Chapter 5 Flashcards
Framework
a set of pre-written code that helps you accomplish a particular task or set of tasks. It provides a structure and set of conventions for developing applications or libraries, and can save you time and effort by handling common tasks
Keras
an open-source deep learning framework written in Python. It provides a user-friendly interface for building and training deep neural networks, and is designed to be easy to use and intuitive. Keras is built on top of other popular deep learning frameworks such as TensorFlow and Theano, and allows you to quickly prototype and experiment with different architectures and models.
MNIST
a large database of handwritten digits that is commonly used as a benchmark for image classification tasks in machine learning. It contains 60,000 training images and 10,000 test images, each of which is a 28x28 pixel grayscale image of a handwritten digit. MNIST is often used to evaluate the performance of different image classification models.
Saturated Neuron
a neuron whose output has been pushed to the extreme ends of their activation range, usually due to a large input. When a neuron is saturated, its output no longer changes with further increases in input. This can cause problems for the network during backpropagation, as the gradients may become very small or vanish, making it difficult for the network to learn and update its weights effectively. Techniques such as weight initialization, regularization, and activation function selection can be used to prevent or mitigate the issue of saturated neurons.
Vanishing Gradient
a phenomenon that can occur during training of deep neural networks, where the gradients that flow back through the network during backpropagation become extremely small as they propagate towards the earlier layers of the network. As a result, the weights of these earlier layers are updated very slowly or not at all, which can cause the network to fail to learn useful features and perform poorly on the task it is being trained on. This problem is often caused by the use of activation functions with very small gradients, such as the sigmoid function, and can be mitigated through the use of alternative activation functions, careful initialization of the weights, and other techniques such as skip connections and batch normalization.
Weight Initialization
the process of setting the initial values of the weights in a neural network. Proper weight initialization is important for the effective training of deep neural networks, because the values of the weights can affect the behavior of the network during training. Poorly initialized weights can cause the network to converge to a suboptimal solution, slow down training, or even prevent the network from training altogether.
Input Standardization
a preprocessing technique used to normalize the input data before it is fed into the neural network. The goal of input standardization is to improve the stability and speed of the training process by making the input data more suitable for the neural network.
Batch Normalization
a technique to improve the stability and speed of training by normalizing the activations of the neurons in each layer of the neural network. The basic idea behind batch normalization is to center and scale the outputs of the neurons, using the mean and standard deviation computed over a batch of training examples.

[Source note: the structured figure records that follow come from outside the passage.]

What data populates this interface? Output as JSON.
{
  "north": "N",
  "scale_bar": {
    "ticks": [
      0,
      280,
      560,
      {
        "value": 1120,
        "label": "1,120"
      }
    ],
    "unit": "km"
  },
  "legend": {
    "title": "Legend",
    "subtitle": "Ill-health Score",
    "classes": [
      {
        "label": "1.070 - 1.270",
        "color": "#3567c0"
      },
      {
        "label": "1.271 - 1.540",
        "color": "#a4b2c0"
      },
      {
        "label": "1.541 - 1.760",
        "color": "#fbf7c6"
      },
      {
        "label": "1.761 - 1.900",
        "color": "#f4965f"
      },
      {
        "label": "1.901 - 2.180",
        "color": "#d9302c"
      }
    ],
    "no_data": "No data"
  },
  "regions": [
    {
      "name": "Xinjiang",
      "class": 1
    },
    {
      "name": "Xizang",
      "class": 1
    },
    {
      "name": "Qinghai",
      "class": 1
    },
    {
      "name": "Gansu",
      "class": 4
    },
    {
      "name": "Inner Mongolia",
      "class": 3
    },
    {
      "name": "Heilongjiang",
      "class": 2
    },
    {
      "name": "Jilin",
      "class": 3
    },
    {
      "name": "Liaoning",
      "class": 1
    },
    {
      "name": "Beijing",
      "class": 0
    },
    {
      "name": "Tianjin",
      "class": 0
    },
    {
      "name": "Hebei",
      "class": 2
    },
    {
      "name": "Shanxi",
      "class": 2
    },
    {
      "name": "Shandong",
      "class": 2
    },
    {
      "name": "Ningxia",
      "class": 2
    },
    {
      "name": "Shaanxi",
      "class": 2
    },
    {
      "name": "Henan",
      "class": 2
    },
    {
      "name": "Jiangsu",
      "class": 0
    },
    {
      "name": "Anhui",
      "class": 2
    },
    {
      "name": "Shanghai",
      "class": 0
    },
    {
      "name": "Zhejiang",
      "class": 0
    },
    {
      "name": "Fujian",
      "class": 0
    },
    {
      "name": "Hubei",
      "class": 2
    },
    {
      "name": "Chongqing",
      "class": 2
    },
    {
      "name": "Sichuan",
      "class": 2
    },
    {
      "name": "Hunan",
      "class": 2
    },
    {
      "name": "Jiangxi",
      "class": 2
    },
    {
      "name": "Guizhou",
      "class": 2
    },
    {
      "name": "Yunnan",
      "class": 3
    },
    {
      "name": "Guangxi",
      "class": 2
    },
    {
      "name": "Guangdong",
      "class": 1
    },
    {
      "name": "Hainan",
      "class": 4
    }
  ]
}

Cross-entropy loss function
a commonly used loss function that measures the difference between the predicted probability distribution and the actual probability distribution of the target variable.
Activation Function
An activation function is a mathematical function that is applied to the output of each neuron in a neural network to introduce non-linearity into the model. The purpose of the activation function is to allow the neural network to learn complex patterns in the data that cannot be represented by a simple linear model.